En ce temps-là, Juda sera sauvée et Jérusalem habitera en sécurité. Voici le nom dont on la nommera : « Le SEIGNEUR, c’est lui notre justice. »
À propos de cette lecture :
Cette brève lecture nous fait découvrir quels hommes remarquables étaient les prophètes. Ils annoncent une parole qui va à l’encontre du cours des événements et paraît vraiment incroyable.
Au cœur de la nuit, oser croire à la Lumière.
« Le chapitre 33 se présente comme une série de 7 oracles confirmant la promesse de Dieu d’inverser le cours du malheur de son peuple et de l’Exil et d’établir de nouveau Israël sur sa terre, de restaurer même son roi, descendant de David » Jacques Nieuviarts dans Guide de lecture des prophètes. Le moment où Jérémie (ou un de ses disciples) prononce cet oracle, est un des plus troublés de l’histoire d’Israël. En 587 Jérusalem est assiégée et prête à tomber aux mains de Nabuchodonosor. Jérémie face à une telle situation où le pays est en ruine et ne semble plus avoir d’avenir, propose de se rendre à Nabuchodonosor. Il est considéré comme traître, vendu à la solde de l’assaillant. Le roi Sédécias fait alliance avec l’Égypte, il en attend les renforts qui tardent à venir.

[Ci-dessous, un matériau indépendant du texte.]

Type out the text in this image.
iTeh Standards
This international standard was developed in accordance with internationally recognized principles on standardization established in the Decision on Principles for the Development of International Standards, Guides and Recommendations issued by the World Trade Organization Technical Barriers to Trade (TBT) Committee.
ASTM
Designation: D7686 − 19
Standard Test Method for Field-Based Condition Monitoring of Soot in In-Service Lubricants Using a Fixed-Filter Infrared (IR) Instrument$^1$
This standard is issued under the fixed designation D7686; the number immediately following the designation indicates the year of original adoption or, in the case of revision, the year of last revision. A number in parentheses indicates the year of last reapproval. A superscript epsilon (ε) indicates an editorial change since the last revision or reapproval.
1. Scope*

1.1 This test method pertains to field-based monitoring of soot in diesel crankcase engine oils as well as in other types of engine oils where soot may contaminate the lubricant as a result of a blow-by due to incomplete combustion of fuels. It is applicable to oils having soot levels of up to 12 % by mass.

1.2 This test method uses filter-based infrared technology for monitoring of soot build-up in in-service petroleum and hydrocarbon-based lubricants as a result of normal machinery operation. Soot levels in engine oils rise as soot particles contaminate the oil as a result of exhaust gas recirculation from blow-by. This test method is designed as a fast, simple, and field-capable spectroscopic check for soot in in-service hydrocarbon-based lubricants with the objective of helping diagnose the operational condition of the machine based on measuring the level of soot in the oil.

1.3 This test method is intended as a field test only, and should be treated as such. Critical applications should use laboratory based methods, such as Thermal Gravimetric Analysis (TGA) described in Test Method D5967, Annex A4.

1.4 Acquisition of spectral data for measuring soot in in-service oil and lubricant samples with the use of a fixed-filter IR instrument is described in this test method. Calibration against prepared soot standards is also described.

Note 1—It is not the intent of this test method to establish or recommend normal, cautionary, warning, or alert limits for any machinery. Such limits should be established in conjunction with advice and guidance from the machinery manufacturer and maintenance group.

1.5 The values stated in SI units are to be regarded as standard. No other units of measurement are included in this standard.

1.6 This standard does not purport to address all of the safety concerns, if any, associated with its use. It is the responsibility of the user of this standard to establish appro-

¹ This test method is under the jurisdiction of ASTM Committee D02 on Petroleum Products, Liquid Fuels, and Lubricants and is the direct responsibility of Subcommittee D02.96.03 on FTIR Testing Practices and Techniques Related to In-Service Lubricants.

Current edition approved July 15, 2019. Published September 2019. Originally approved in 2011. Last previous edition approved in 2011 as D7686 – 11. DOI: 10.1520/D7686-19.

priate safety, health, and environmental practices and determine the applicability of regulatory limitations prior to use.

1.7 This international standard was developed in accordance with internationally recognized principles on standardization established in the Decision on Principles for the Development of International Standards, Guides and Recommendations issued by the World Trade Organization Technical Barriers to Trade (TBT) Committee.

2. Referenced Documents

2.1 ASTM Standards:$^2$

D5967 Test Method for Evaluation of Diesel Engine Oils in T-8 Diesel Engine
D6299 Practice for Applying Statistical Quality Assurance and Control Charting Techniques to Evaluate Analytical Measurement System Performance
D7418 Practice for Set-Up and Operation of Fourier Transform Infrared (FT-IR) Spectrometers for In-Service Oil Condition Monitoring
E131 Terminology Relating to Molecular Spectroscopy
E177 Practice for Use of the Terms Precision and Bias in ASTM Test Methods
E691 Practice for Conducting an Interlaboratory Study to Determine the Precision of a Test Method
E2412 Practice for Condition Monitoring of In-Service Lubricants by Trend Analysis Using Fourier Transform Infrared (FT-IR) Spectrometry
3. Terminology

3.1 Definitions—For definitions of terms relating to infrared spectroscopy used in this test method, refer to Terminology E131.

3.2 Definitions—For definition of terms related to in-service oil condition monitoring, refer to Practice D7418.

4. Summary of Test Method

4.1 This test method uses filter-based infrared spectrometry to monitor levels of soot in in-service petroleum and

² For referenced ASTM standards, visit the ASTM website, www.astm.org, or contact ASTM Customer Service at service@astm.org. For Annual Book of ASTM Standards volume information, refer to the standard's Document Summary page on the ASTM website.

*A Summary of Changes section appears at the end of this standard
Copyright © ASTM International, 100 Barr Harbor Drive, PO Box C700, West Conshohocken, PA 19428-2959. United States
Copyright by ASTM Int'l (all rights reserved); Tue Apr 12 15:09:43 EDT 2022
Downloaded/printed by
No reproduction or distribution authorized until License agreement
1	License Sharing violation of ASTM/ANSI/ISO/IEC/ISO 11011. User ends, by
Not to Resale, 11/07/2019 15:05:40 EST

Il va mettre Jérémie à l’ombre pour éviter qu’il ne sape le moral des citoyens. On est dans une impasse totale, l’avenir est compromis et personne ne voit d’issue, sauf le prophète. Dieu aurait-il oublié son peuple ? Jérémie a pour mission de répondre aux questions que le peuple est en droit de se poser. Non ! dit Jérémie, il n’en est rien, Dieu ne vous a pas du tout abandonnés.
C’est avec cette lecture, qui est le projet d’avenir pour le peuple de Dieu, que la liturgie nous introduit cette année dans l’Avent : « Voici venir des jours…en ces jours-là…en ces jours-là… », C’est une promesse de bonheur de la part de Dieu, qui n’est pas utopique mais rejoint l’histoire, notre propre histoire à nous aussi.

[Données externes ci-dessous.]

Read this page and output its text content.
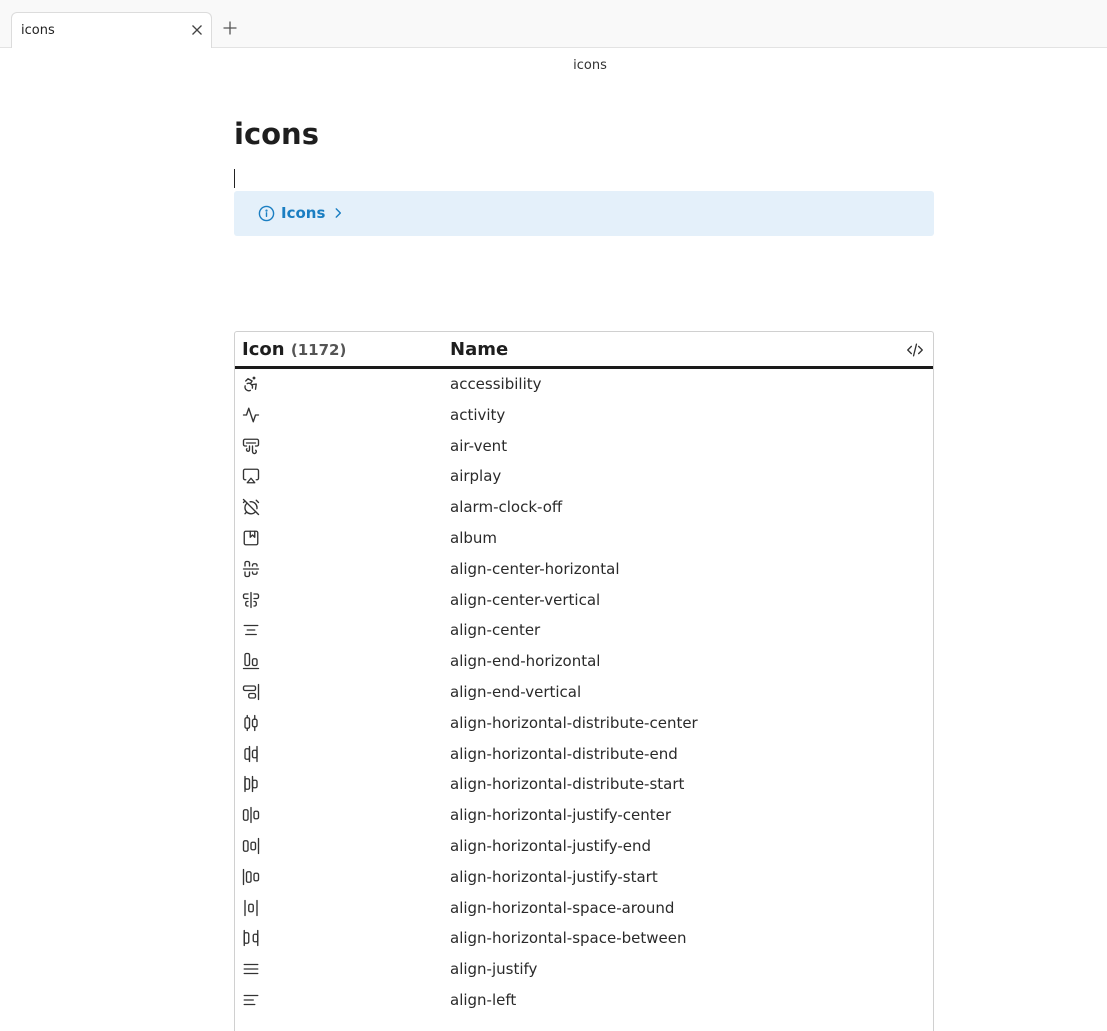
icons
icons
icons
Icons
Icon (1172)	Name
accessibility
activity
air-vent
airplay
alarm-clock-off
album
align-center-horizontal
align-center-vertical
align-center
align-end-horizontal
align-end-vertical
align-horizontal-distribute-center
align-horizontal-distribute-end
align-horizontal-distribute-start
align-horizontal-justify-center
align-horizontal-justify-end
align-horizontal-justify-start
align-horizontal-space-around
align-horizontal-space-between
align-justify
align-left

Et, comme tout prophète, Jérémie ne se contente pas de parler ; il pose des gestes, symboliques sans doute, mais riches de sens comme pour authentifier la Parole de Dieu dont il est le témoin.

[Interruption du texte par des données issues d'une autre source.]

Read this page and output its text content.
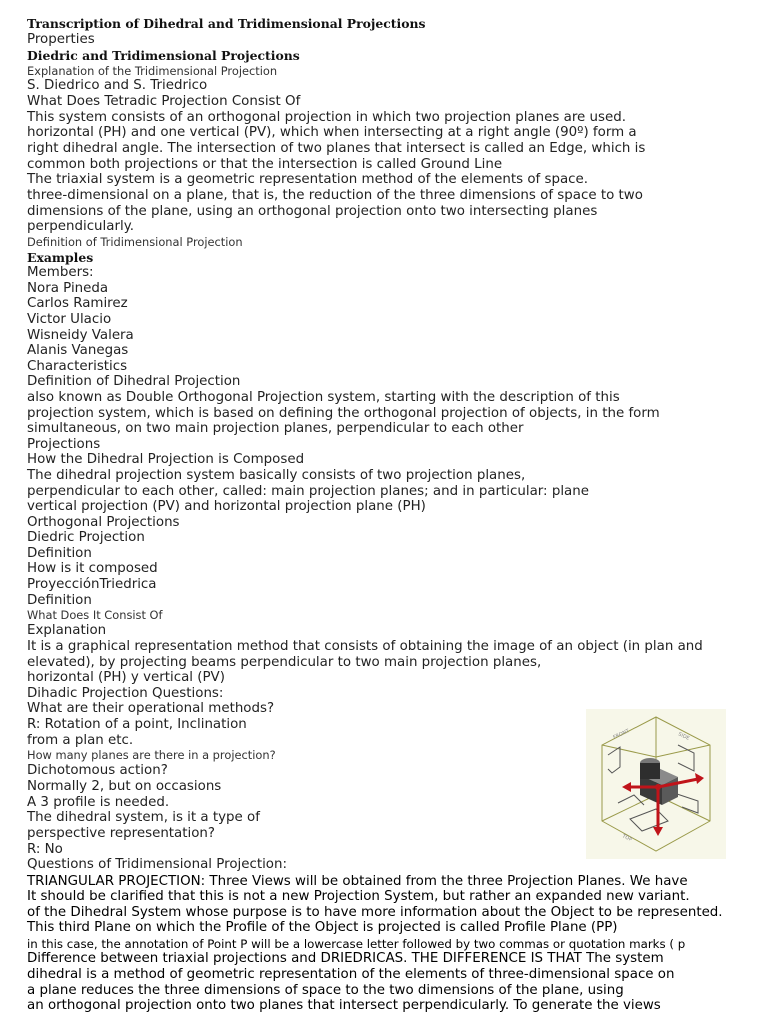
Transcription of Dihedral and Tridimensional Projections

Properties

Diedric and Tridimensional Projections

Explanation of the Tridimensional Projection

S. Diedrico and S. Triedrico

What Does Tetradic Projection Consist Of

This system consists of an orthogonal projection in which two projection planes are used.

horizontal (PH) and one vertical (PV), which when intersecting at a right angle (90º) form a

right dihedral angle. The intersection of two planes that intersect is called an Edge, which is

common both projections or that the intersection is called Ground Line

The triaxial system is a geometric representation method of the elements of space.

three-dimensional on a plane, that is, the reduction of the three dimensions of space to two

dimensions of the plane, using an orthogonal projection onto two intersecting planes

perpendicularly.

Definition of Tridimensional Projection

Examples

Members:

Nora Pineda

Carlos Ramirez

Victor Ulacio

Wisneidy Valera

Alanis Vanegas

Characteristics

Definition of Dihedral Projection

also known as Double Orthogonal Projection system, starting with the description of this

projection system, which is based on defining the orthogonal projection of objects, in the form

simultaneous, on two main projection planes, perpendicular to each other

Projections

How the Dihedral Projection is Composed

The dihedral projection system basically consists of two projection planes,

perpendicular to each other, called: main projection planes; and in particular: plane

vertical projection (PV) and horizontal projection plane (PH)

Orthogonal Projections

Diedric Projection

Definition

How is it composed

ProyecciónTriedrica

Definition

What Does It Consist Of

Explanation

It is a graphical representation method that consists of obtaining the image of an object (in plan and

elevated), by projecting beams perpendicular to two main projection planes,

horizontal (PH) y vertical (PV)

Dihadic Projection Questions:

What are their operational methods?

R: Rotation of a point, Inclination

from a plan etc.

How many planes are there in a projection?

Dichotomous action?

Normally 2, but on occasions

A 3 profile is needed.

The dihedral system, is it a type of

perspective representation?

R: No

Questions of Tridimensional Projection:

TRIANGULAR PROJECTION: Three Views will be obtained from the three Projection Planes. We have

It should be clarified that this is not a new Projection System, but rather an expanded new variant.

of the Dihedral System whose purpose is to have more information about the Object to be represented.

This third Plane on which the Profile of the Object is projected is called Profile Plane (PP)

in this case, the annotation of Point P will be a lowercase letter followed by two commas or quotation marks ( p

Difference between triaxial projections and DRIEDRICAS. THE DIFFERENCE IS THAT The system

dihedral is a method of geometric representation of the elements of three-dimensional space on

a plane reduces the three dimensions of space to the two dimensions of the plane, using

an orthogonal projection onto two planes that intersect perpendicularly. To generate the views

FRONT	SIDE
TOP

Ainsi « il n’a pas craint en ces temps d’incertitude de faire l’acquisition du champ d’Anathot ».
Alors qu’il est réduit au silence et dans l’impuissance totale, il ose lancer un vibrant appel à l’espérance. Face à cette situation de profonde détresse l’oracle de Jérémie ne peut que paraître davantage provocateur : « non Dieu n’abandonne pas son peuple, il reste fidèle à son Alliance, à sa Parole. ». Il s’appuie sur un ancien oracle « Des jours viennent–oracle du SEIGNEUR—où je susciterai pour David un rejeton légitime : Un roi règne avec compétence, il défend le droit et la justice dans le pays. En son temps, Juda est sauvée, Israël habite en sécurité.
Voici le nom dont on le nomme : « Le SEIGNEUR, c’est lui notre justice. » Jer. 23/5-6)
Il voit plus loin que la situation sans issue dans laquelle Jérusalem se trouve : « il y aura une suite, un retour », il focalise l’espoir sur un nouveau David. Utopie diront certains ! Mais le croyant qu’est Jérémie sait que Dieu n’est ni limité, ni arrêté, par les projets des hommes. A la veille comme au lendemain de l’Exil, il a l’audace d’annoncer une ère de justice : « je ferai naître chez David un Germe de justice ». Destructions et perdition n’ont donc pas le dernier mot pour le prophète, il se souvient du règne de David, ce berger au cœur fraternel pour ses concitoyens, qui parvient à rassembler en un peuple heureux celles et ceux qui suivaient le chemin de Dieu.
Jérémie est convaincu que cette façon de faire et de régner sera victorieuse de toute violence. C’est sur un nouveau David que se focalise le renouveau, un « Germe de justice » Tous les verbes sont au futur : « j’accomplirai… je ferai naître… Juda sera délivré…Jérusalem habitera en sécurité… » Il voit déjà le retour, la restauration. Étonnante foi basée sur l’espérance dans l’avenir. « En ce temps je ferai naître un germe de justice » cette justice que Dieu veut rétablir chez les hommes en commençant par son peuple.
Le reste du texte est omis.